27 March 2014 03:09 PM

MarkLogic Server is designed to scale horizontally, and goes to great effort to make sure queries can be parallelized independently of one another. Nevertheless, there are occasions where users will run into an issue where, when invoked in parallel, some subset of their queries will take much longer than usual to execute. The longer running parallel invocations are almost always due to those some queries' runtime being informed by

a. the runtime of the query in isolation (in other words, absent any other activity on the database) but also

b. the time that query instance spends waiting on resources necessary for it to make forward progress.

Resolving this kind of performance issue requires a careful analysis of how queries are using resources as they work there way through your application stack. For example, if you have a web or application server in front of MarkLogic Server, how many threads do you have configured? How does that number compare to the number of threads configured on the MarkLogic application server to which its connected? If the number of MarkLogic application server threads is much smaller than the number of potential incoming requests, then some of your queries will be fast because all they need to do is execute - and some of your queries will be slower to run because, in addition to the time needed to execute, they'll also need to wait for a MarkLogic application server thread to free up. In this case, you'll want to bring the number of threads into better alignment with one another - either by reducing the number of threads on the web or application server in front of MarkLogic, or increasing the number of MarkLogic application server threads - or both.

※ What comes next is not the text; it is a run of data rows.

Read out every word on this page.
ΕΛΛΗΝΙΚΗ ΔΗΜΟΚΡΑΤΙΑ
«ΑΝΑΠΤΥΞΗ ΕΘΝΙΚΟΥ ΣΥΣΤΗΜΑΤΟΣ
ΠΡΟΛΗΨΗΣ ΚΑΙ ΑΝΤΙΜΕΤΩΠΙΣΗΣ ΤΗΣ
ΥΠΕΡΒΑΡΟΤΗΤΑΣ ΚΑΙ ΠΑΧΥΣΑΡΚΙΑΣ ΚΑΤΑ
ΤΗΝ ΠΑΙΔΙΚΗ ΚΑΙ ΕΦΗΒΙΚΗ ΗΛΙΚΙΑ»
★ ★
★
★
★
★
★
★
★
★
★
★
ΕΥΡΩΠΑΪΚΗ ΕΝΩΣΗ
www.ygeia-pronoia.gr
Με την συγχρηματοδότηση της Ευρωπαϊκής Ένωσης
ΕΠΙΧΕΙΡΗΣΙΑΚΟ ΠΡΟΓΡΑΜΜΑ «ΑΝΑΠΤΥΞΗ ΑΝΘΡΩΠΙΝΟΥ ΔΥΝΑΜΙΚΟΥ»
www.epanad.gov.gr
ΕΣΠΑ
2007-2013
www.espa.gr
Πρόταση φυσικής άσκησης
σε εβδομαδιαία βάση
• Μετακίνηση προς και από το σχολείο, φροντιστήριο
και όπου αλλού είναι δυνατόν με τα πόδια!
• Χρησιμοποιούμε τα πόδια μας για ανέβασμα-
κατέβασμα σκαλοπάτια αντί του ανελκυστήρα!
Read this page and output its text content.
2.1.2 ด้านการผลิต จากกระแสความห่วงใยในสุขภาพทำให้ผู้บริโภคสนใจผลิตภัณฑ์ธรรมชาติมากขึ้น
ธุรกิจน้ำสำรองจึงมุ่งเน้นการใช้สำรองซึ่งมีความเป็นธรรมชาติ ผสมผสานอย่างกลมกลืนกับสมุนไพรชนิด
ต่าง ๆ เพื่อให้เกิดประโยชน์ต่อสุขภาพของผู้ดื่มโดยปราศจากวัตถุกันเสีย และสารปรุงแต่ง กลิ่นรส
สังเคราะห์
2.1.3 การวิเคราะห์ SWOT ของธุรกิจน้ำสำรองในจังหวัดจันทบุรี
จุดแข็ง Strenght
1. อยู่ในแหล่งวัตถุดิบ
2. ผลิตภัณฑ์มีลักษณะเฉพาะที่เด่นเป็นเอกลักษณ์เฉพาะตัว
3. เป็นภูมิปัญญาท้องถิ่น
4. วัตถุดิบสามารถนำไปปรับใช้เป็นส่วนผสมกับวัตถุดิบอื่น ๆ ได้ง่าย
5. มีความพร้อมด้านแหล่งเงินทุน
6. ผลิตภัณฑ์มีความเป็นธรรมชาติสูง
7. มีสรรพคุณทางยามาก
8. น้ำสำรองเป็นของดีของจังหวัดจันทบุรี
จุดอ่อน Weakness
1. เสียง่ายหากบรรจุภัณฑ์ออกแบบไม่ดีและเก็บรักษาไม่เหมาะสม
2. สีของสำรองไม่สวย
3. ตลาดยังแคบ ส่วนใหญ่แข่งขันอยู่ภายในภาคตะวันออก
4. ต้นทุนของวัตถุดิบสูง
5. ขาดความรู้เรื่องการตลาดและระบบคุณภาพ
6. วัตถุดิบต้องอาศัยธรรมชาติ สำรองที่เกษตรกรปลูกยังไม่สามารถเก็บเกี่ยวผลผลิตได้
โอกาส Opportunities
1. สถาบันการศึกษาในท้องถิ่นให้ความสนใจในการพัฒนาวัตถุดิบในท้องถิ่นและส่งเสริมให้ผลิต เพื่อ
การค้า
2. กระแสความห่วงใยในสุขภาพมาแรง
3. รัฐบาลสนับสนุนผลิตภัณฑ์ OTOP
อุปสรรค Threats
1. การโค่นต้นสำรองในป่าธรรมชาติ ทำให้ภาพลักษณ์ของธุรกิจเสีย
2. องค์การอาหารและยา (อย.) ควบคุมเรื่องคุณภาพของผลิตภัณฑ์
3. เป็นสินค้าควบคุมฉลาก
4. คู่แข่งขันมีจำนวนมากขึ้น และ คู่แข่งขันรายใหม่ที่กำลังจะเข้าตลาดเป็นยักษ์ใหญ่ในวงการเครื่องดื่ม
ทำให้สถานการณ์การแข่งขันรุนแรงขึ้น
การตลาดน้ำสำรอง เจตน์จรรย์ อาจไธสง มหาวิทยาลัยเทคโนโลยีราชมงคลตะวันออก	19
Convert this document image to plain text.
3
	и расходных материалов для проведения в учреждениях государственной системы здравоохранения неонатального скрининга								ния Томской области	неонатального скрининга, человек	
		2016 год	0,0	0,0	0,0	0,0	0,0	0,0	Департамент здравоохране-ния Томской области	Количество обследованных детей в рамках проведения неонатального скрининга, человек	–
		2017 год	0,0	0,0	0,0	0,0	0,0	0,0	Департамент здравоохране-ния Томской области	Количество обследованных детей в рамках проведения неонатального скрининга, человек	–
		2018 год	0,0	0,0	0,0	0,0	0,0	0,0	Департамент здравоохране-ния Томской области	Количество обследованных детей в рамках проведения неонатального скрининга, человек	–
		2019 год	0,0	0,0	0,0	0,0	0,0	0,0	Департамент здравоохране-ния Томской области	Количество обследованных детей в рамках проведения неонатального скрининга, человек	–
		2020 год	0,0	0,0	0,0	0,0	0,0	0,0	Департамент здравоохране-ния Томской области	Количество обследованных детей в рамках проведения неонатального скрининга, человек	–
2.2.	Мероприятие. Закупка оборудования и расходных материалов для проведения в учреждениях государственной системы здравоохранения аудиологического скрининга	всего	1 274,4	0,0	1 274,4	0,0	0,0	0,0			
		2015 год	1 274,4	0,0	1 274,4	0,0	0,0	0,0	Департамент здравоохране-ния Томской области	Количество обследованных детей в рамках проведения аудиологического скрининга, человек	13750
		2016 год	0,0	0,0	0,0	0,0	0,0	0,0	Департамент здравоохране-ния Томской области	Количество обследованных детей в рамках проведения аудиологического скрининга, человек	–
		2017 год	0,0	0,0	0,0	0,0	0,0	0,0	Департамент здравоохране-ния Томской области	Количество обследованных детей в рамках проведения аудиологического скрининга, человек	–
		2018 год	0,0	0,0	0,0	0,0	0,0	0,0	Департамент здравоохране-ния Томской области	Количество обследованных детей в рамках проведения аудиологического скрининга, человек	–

You'll want to try and minimize the amount of time queries spend waiting for resources, in general. Application server threads are just one example of resources on which queries can sometimes wait. Queries can also wait for all sorts of other resources to free up - threads, RAM, storage I/O, read or write locks, etc. Ultimately, if you're seeing a performance profile where a single query invocation if fast but some subset of parallel invocations is fast and some slow (sometimes seen with higher query runtime averages and larger query runtime standard deviations), then you're very likely to have a resource bottleneck somewhere in your application stack. Resolving such a bottleneck will involve some combination of increasing the amount of available resource, reducing the amount of parallel traffic, or improving the overall efficiency of any one instance of your query.